The company also announced that it has returned $25 billion to shareowners since January, including $18.1 billion through share buybacks and $6.4 billion through dividends. GE’s backlog ended the quarter at $319 billion, up 18 percent since the third quarter of 2015. Of the $319 billion backlog, $234 billion was from industrial services, marking the single largest services backlog quarter ever for GE Power, GE Renewable Energy, and GE Aviation.
“GE had a good quarter in a slow-growth environment,” said GE Chairman and CEO Jeff Immelt. “Globally, growth continues, but at a low level. There is sufficient opportunity out there to achieve our goals, but we plan to control our costs even tighter as we navigate this environment.”
GE is narrowing its earnings per share guidance for the year and updating organic revenue outlook. At the same time, the company is increasing its free cash flow plus dispositions range and returning $4 billion of additional cash to shareholders through buybacks.
Immelt said GE’s diverse, digital industrial strategy continues to enable the company to deliver in the current environment. He noted the company achieved “strong performance in power, renewable energy, aviation and healthcare” in the quarter and continued to perform in a challenging oil and gas market.

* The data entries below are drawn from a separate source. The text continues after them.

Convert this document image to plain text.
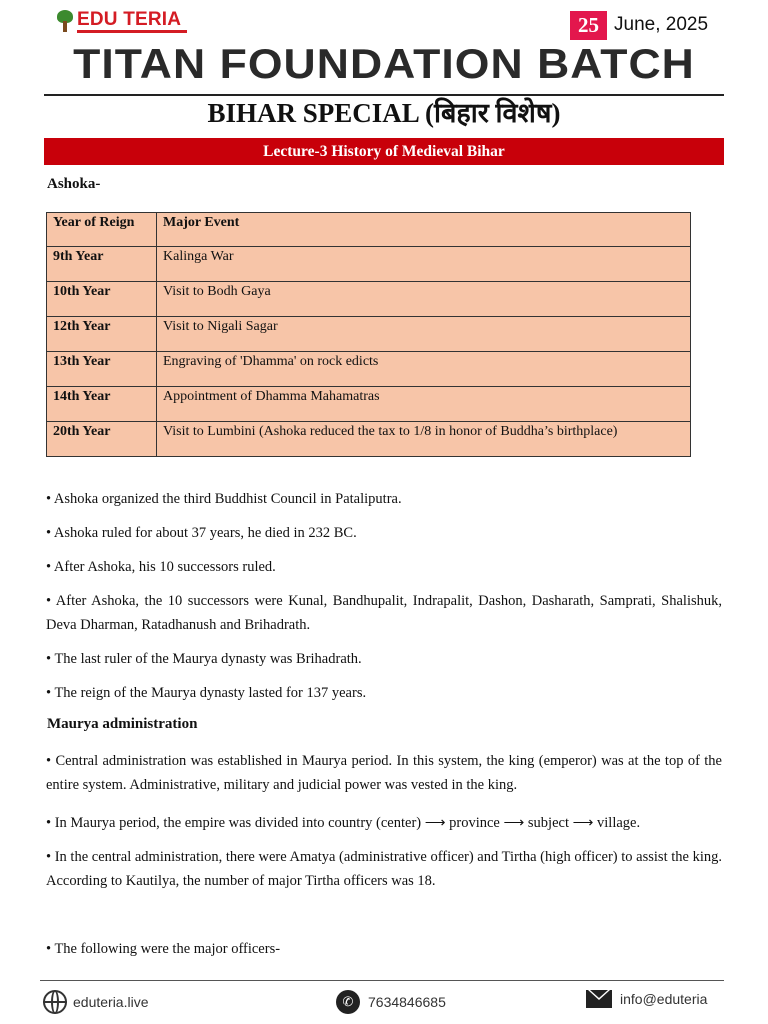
EDU TERIA	25 June, 2025
TITAN FOUNDATION BATCH
BIHAR SPECIAL (बिहार विशेष)
Lecture-3 History of Medieval Bihar
Ashoka-
Year of Reign	Major Event
9th Year	Kalinga War
10th Year	Visit to Bodh Gaya
12th Year	Visit to Nigali Sagar
13th Year	Engraving of 'Dhamma' on rock edicts
14th Year	Appointment of Dhamma Mahamatras
20th Year	Visit to Lumbini (Ashoka reduced the tax to 1/8 in honor of Buddha’s birthplace)
• Ashoka organized the third Buddhist Council in Pataliputra.
• Ashoka ruled for about 37 years, he died in 232 BC.
• After Ashoka, his 10 successors ruled.
• After Ashoka, the 10 successors were Kunal, Bandhupalit, Indrapalit, Dashon, Dasharath, Samprati, Shalishuk, Deva Dharman, Ratadhanush and Brihadrath.
• The last ruler of the Maurya dynasty was Brihadrath.
• The reign of the Maurya dynasty lasted for 137 years.
Maurya administration
• Central administration was established in Maurya period. In this system, the king (emperor) was at the top of the entire system. Administrative, military and judicial power was vested in the king.
• In Maurya period, the empire was divided into country (center) ⟶ province ⟶ subject ⟶ village.
• In the central administration, there were Amatya (administrative officer) and Tirtha (high officer) to assist the king. According to Kautilya, the number of major Tirtha officers was 18.
• The following were the major officers-
eduteria.live	✆	7634846685	info@eduteria
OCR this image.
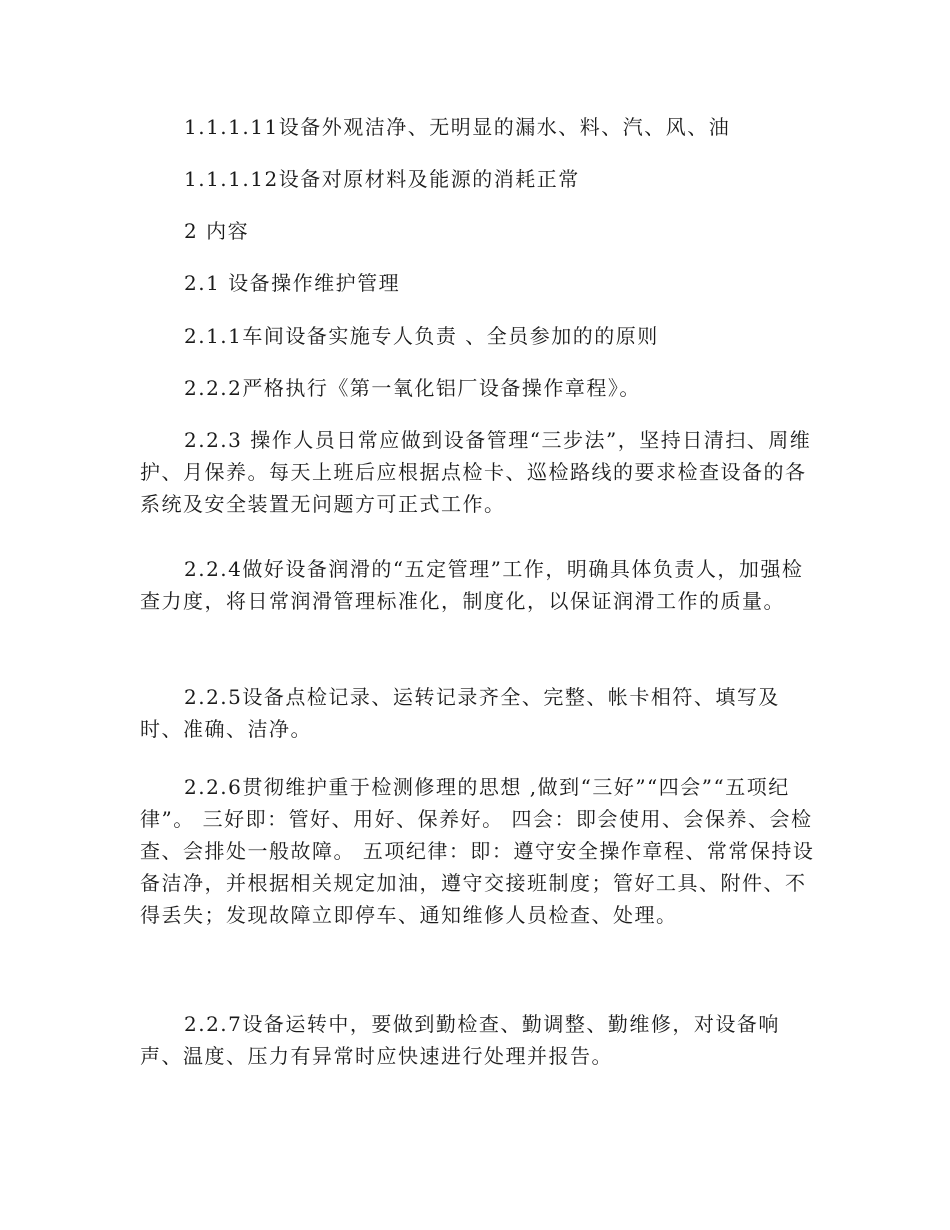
1.1.1.11设备外观洁净、无明显的漏水、料、汽、风、油

1.1.1.12设备对原材料及能源的消耗正常

2 内容

2.1 设备操作维护管理

2.1.1车间设备实施专人负责 、全员参加的的原则

2.2.2严格执行《第一氧化铝厂设备操作章程》。

2.2.3 操作人员日常应做到设备管理“三步法”，坚持日清扫、周维护、月保养。每天上班后应根据点检卡、巡检路线的要求检查设备的各系统及安全装置无问题方可正式工作。

2.2.4做好设备润滑的“五定管理”工作，明确具体负责人，加强检查力度，将日常润滑管理标准化，制度化，以保证润滑工作的质量。

2.2.5设备点检记录、运转记录齐全、完整、帐卡相符、填写及时、准确、洁净。

2.2.6贯彻维护重于检测修理的思想 ,做到“三好”“四会”“五项纪律”。 三好即：管好、用好、保养好。 四会：即会使用、会保养、会检查、会排处一般故障。 五项纪律：即：遵守安全操作章程、常常保持设备洁净，并根据相关规定加油，遵守交接班制度；管好工具、附件、不得丢失；发现故障立即停车、通知维修人员检查、处理。

2.2.7设备运转中，要做到勤检查、勤调整、勤维修，对设备响声、温度、压力有异常时应快速进行处理并报告。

As the industry navigates tough economic and geopolitical markets around the world, Immelt said, GE is “investing for the future and executing [its] digital industrial strategy for customers and investors.” GE has made a number of acquisitions, portfolio moves and announcements during the quarter to emphasize this point.
Earlier in the quarter, GE Healthcare Life Sciences acquired Biosafe Group, who makes equipment to manufacture cell therapies for diseases such as cancer. By bringing together GE’s digital technology and Biosafe’s expertise and innovative systems, customers can receive world-class, efficient cell therapy processes and gain increased access to regenerative medicine.
In October, GE announced plans to acquire LM Wind Power, a leading manufacturer and supplier of wind turbine blades. Rotors with LM Wind’s blades can stretch to over 180 meters in diameter to capture wind and maintain torque — longer than two football fields put end to end. These kinds of deals also offer opportunities to enhance wind turbine performance and efficiency with software and other technology, ultimately adding flexibility and reducing energy costs for customers.
LM Wind made the world's largest blades for a rotor stretching 180 meters in diameter. Top and above images credit: LM Wind
GE also announced plans to expand its additive manufacturing capabilities with leading producers in advanced metal powders and metal-based advanced manufacturing. Using additive techniques, GE Aviation can produce nozzles that are 25 percent lighter and significantly more durable than traditional parts.
GE Aviation announced that the first LEAP engine entered service with Pegasus Airlines on its Airbus A320neo aircraft. The LEAP engine, which was developed by CFM International, has received more than 11,500 orders and commitments to date, making it the fastest-selling engine in aviation history. CFM is a 50/50 joint venture between GE Aviation and France’s Safran.
Following the acquisition of Alstom’s power and grid business in 2015, one of the largest in GE’s 124-year history, the company also has kept integrating Alstom’s technology into its offerings. GE saw $5.2 billion in Alstom orders in the quarter, reporting a book-to-bill ratio of 1.4 year to date, which means GE received more orders than it filled — an indication of strong demand.
GE Power continued to see strong demand for its “HA” gas turbines, marking the tenth consecutive quarter with new orders for the world-class turbine. With six new orders booked and seven units shipped this quarter, GE Power has received 17 orders for HA turbines year to date — enough to power the equivalent of about 13 million American homes.
GE Digital continued to grow its portfolio and acquired Meridium, a leading developer of asset performance management software across industries such as oil, gas, electricity and chemicals. The deal, valued at about $500 million, is just one example of the business’s expansion of technology and partnerships. In Saudi Arabia, GE Digital signed an agreement with Saudi Technology Development & Investment Company to work together and create digital industrial solutions using Predix, GE’s cloud-based operating system for the Industrial Internet, to support the Kingdom’s Saudi Vision 2030 and diversify the country’s industrial economy.
GE Digital’s developer base also is growing. To date, the business has close to 16,000 developers registered and using Predix, on track to reach 20,000 developers by the end of the year. Across GE, the company has hired approximately 28,000 software engineers.
GE has also kept divesting certain financial services assets. In April 2015, GE announced plans to sell about $200 billion of its GE Capital assets by 2018. Today, GE has signed $193 billion in GE Capital deals and closed $175 billion.